Im August vergangenen Jahres hatten etwa 100 Menschen Helfer und Besucher der damaligen Veranstaltung angegriffen, 26 von ihnen wurden verletzt, auch sieben Polizisten trugen leichte Verletzungen davon. Kritiker des Festivals hatten eine problematische Nähe zur Regierung Eritreas gesehen. So wurden Vorwürfe laut, bei der Veranstaltung sollte Geld zur Unterstützung des Regimes gesammelt werden. Eritrea gilt als das „Nordkorea“ Afrikas.

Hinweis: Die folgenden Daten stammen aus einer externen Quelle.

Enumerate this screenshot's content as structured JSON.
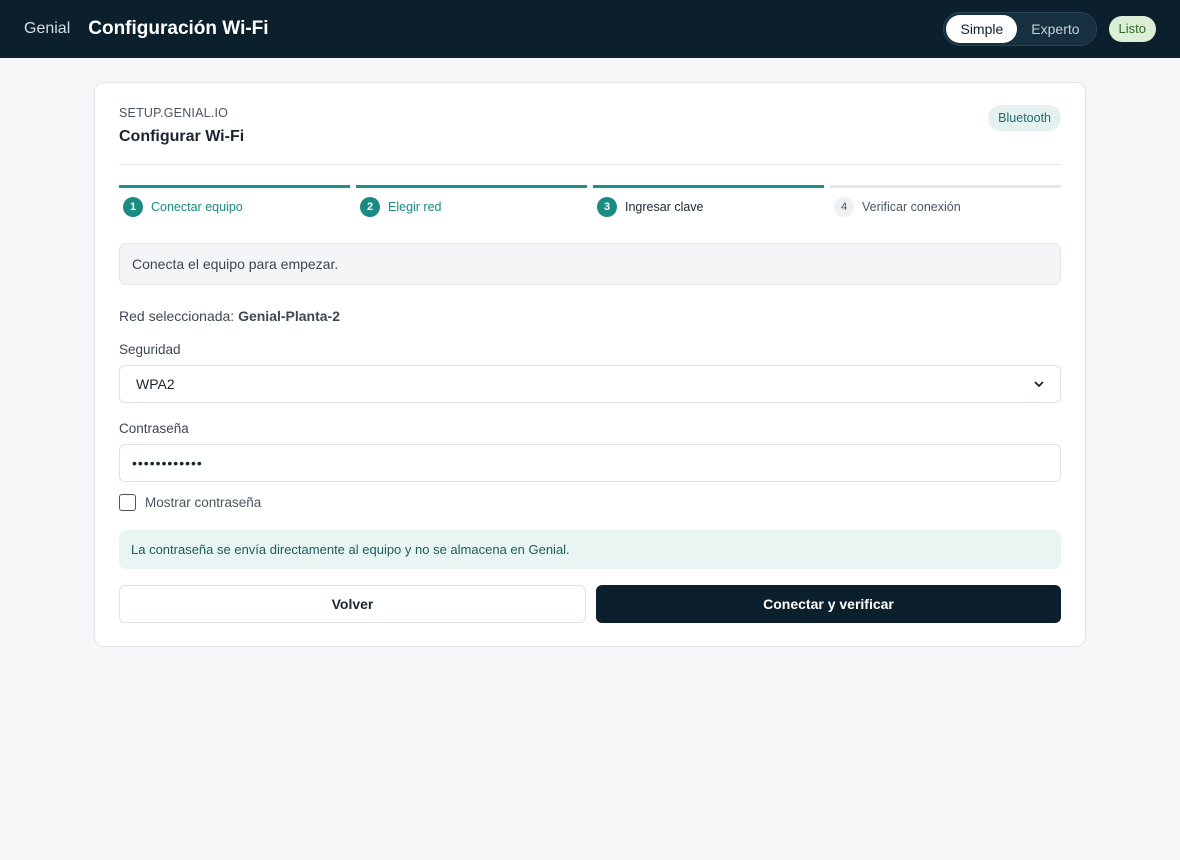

Bereits in der Nacht zu Freitag hatte die Polizei einen 47 Jahre alten Mann in Gewahrsam genommen. Nach einer Entscheidung einer Gießener Amtsrichterin soll der Mann bis Montag (10. Juli) in Gewahrsam bleiben, wie die Polizei mitteilte. Fünf seiner Begleiter waren zunächst ebenfalls in Gewahrsam genommen, später aber wieder entlassen worden. Zudem erteilte die Polizei zwölf Platzverweise. Eine Demonstration am Freitagnachmittag verlief derweil friedlich, die Polizei sprach von rund 150 Teilnehmern, eine weitere Demonstration soll an diesem Samstag folgen. Unabhängig von dem Protest seien mehrere Menschen in der Stadt angetroffen worden, die zuvor zu Gewalttaten im Zusammenhang mit dem Festival aufgerufen hätten, sagte ein Polizeisprecher.
Die Beamten berichteten zudem von Anrufen besorgter Bürger. Es kursierten Gerüchte, wonach die Bevölkerung gefährdet sei und man das Stadtgebiet am Wochenende möglichst meiden solle. Man habe keine Anhaltspunkte für eine konkrete Gefährdung der Gießener Bevölkerung „und keine konkreten Hinweise auf die in den Gerüchten beschriebenen Szenarien“, erklärte die Polizei und appellierte an die Bevölkerung, solche Falschmeldungen nicht weiterzuverbreiten.
Seit der Unabhängigkeit Eritreas von Äthiopien vor rund 30 Jahren regiert Präsident Isayas Afewerki das Land mit einer Übergangsregierung. International geriet Afewerki zuletzt in die Kritik, da die eritreische Armee mehreren UN-Berichten zufolge im äthiopischen Bürgerkrieg bis November 2022 an der Seite der äthiopischen Zentralregierung schwere Menschenrechtsverletzungen begangen haben soll. Zudem sind in dem Land viele Freiheitsrechte weitgehend eingeschränkt.